Finance II (Valuation and M&A)

Course Objectives

This course aims to help students learn to use financial knowledge and perspectives and to acquire an entrepreneurial perspective when making management decisions. In other words, it focuses on a study of how CEOs should make managerial choices and decisions with the help of CFOs. The course therefore covers optimal capital structure, merger and acquisition strategies, and initial public offerings, among other topics.
This course assumes that students already have basic knowledge on forecast financial statements learned in Finance, the impacts of business strategies on financing, and fundamental business valuation. The course will be conducted primarily through case studies, and related or applicable topics not covered in the cases will be covered in the lectures to provide students with a systematic understanding of corporate finance.

This course is designed for those aiming to acquire the basics for decision-making to address financial issues as business leaders.

Course Details

Programs: Full-time MBA, Part-time MBA
Discipline: Accounting and Finance
Course Level: Applied Course
Required/Elective Course: Elective Course
Number of Credits: 1.5
Report: Day 4
Hours Per Class: 3 hours
Class Capacity: 35 (Part-time MBA)

Recommended Preliminary Courses

- Critical Thinking
- Finance I

Click here to see a list of Preliminary Recommended Courses

Theme/Reading Materials

Day 1
Session A
THEME Capital Cost and Financial Policy 
CASE ・Midland Energy Resources, Inc : Cost of Capital
Session B
THEME Capital Cost and Financial Policy (Continued)
CASE ・Midland Energy Resources, Inc : Cost of Capital
 
Day 2
Session A
THEME Business strategies and the financial policies that support them (optimal capital structure)
CASE ・Polaroid Corporation, 1996
Session B
THEME Business strategies and the financial policies that support them (optimal capital structure) (Continued)
CASE ・Polaroid Corporation, 1996
 
Day 3
Session A
THEME Valuation and M&A Strategy
CASE ・Health Care Manufacturing
Session B
THEME Valuation and M&A Strategy (Continued)
CASE ・Health Care Manufacturing
 
Day 4
Session A
THEME Comprehensive Case Analysis 
CASE ・Flash Memory, Inc.
Session B
THEME Comprehensive Case Analysis (Continued)
CASE ・Flash Memory, Inc.
 
Day 5
Session A
THEME Business Risks and Valuation under Uncertainty (IPO of Emerging Companies)
CASE ・Netscape’s Initial Public Offering
Session B
THEME Business Risks and Valuation under Uncertainty (IPO of Emerging Companies) (Continued)
CASE ・Netscape’s Initial Public Offering
 
Day 6
Session A
THEME Comprehensive Exercise (M&A Utilizing Debt (LBO)) 
CASE ・Valuation of AirThread Connections
Session B
THEME Comprehensive Exercise (M&A Utilizing Debts (LBO)) (Continued)
CASE ・Valuation of AirThread Connections

 

Textbook (Please purchase the following textbook before the course starts.)
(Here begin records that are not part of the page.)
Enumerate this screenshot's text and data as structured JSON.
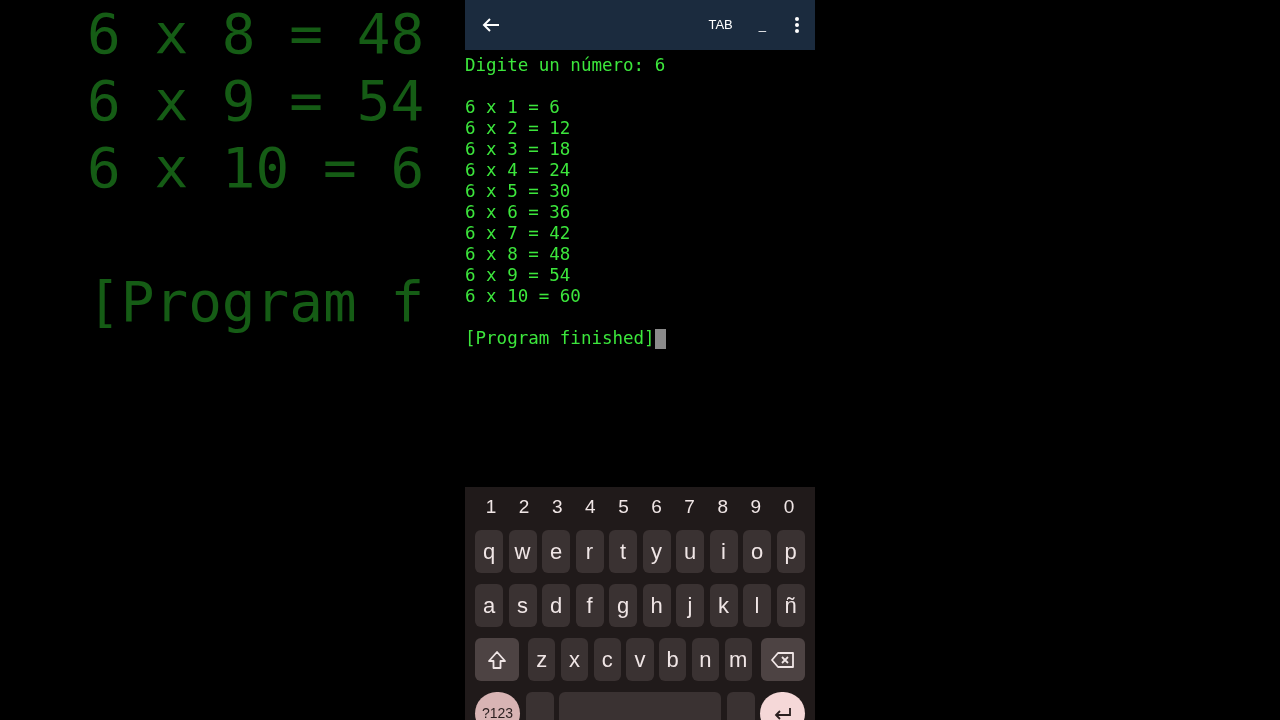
{
  "backdrop_blocks": [
    [
      "6 x 8 = 48",
      "6 x 9 = 54",
      "6 x 10 = 6"
    ],
    [
      "[Program f"
    ]
  ],
  "toolbar": {
    "extra_keys": [
      {
        "label": "TAB",
        "kind": "text"
      },
      {
        "label": "_",
        "kind": "text"
      }
    ]
  },
  "terminal": {
    "blocks": [
      [
        "Digite un número: 6"
      ],
      [
        "6 x 1 = 6",
        "6 x 2 = 12",
        "6 x 3 = 18",
        "6 x 4 = 24",
        "6 x 5 = 30",
        "6 x 6 = 36",
        "6 x 7 = 42",
        "6 x 8 = 48",
        "6 x 9 = 54",
        "6 x 10 = 60"
      ],
      [
        "[Program finished]"
      ]
    ],
    "cursor": true
  },
  "keyboard": {
    "digits": [
      "1",
      "2",
      "3",
      "4",
      "5",
      "6",
      "7",
      "8",
      "9",
      "0"
    ],
    "rows": [
      [
        {
          "kind": "char",
          "label": "q"
        },
        {
          "kind": "char",
          "label": "w"
        },
        {
          "kind": "char",
          "label": "e"
        },
        {
          "kind": "char",
          "label": "r"
        },
        {
          "kind": "char",
          "label": "t"
        },
        {
          "kind": "char",
          "label": "y"
        },
        {
          "kind": "char",
          "label": "u"
        },
        {
          "kind": "char",
          "label": "i"
        },
        {
          "kind": "char",
          "label": "o"
        },
        {
          "kind": "char",
          "label": "p"
        }
      ],
      [
        {
          "kind": "char",
          "label": "a"
        },
        {
          "kind": "char",
          "label": "s"
        },
        {
          "kind": "char",
          "label": "d"
        },
        {
          "kind": "char",
          "label": "f"
        },
        {
          "kind": "char",
          "label": "g"
        },
        {
          "kind": "char",
          "label": "h"
        },
        {
          "kind": "char",
          "label": "j"
        },
        {
          "kind": "char",
          "label": "k"
        },
        {
          "kind": "char",
          "label": "l"
        },
        {
          "kind": "char",
          "label": "ñ"
        }
      ],
      [
        {
          "kind": "shift"
        },
        {
          "kind": "char",
          "label": "z"
        },
        {
          "kind": "char",
          "label": "x"
        },
        {
          "kind": "char",
          "label": "c"
        },
        {
          "kind": "char",
          "label": "v"
        },
        {
          "kind": "char",
          "label": "b"
        },
        {
          "kind": "char",
          "label": "n"
        },
        {
          "kind": "char",
          "label": "m"
        },
        {
          "kind": "backspace"
        }
      ],
      [
        {
          "kind": "symbols",
          "label": "?123"
        },
        {
          "kind": "small"
        },
        {
          "kind": "space"
        },
        {
          "kind": "small"
        },
        {
          "kind": "enter"
        }
      ]
    ]
  }
}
Principles of Corporate Finance
11th ed. McGraw-Hill Education
Brealey, Richard A., Myers, Stewart C., Allen, Franklin, 2014

ISBN-10: 0077151569
ISBN-13: 978-0077151560

Faculty

Masaru Hoshino
Masaru Hoshino
Accounting and Finance, Management Philosophy, Specialization
"Welcome to the world of Finance ! In my class, I emphasize how important AND interesting it is to learn Finance as a necessary tool for you to become a business leader. By mastering this exciting subject you will be able to deepen your understanding on how business practice is structured based on Finance concepts. For example, you can understand what a world class automobile firm aims for OTHER THAN improving production efficiency by employing the just-in-time inventory system. Yes, Finance makes you to see the business world much more exciting !"
Yoshitaka Saeki
Yoshitaka Saeki
Accounting and Finance
Finance can be one of the most challenging courses in that it requires extensive quantitative analyses and an accurate output of numbers. At the same time, it is rewarding because finance is an essential tool for managers who want to create values and measure them. Effective managers need to be able to make decisions and communicate in terms of numbers. In my class, I try to bring in real-world settings through vigorous class discussions. The more you are committed, the more you’ll find your learning experiences rewarding.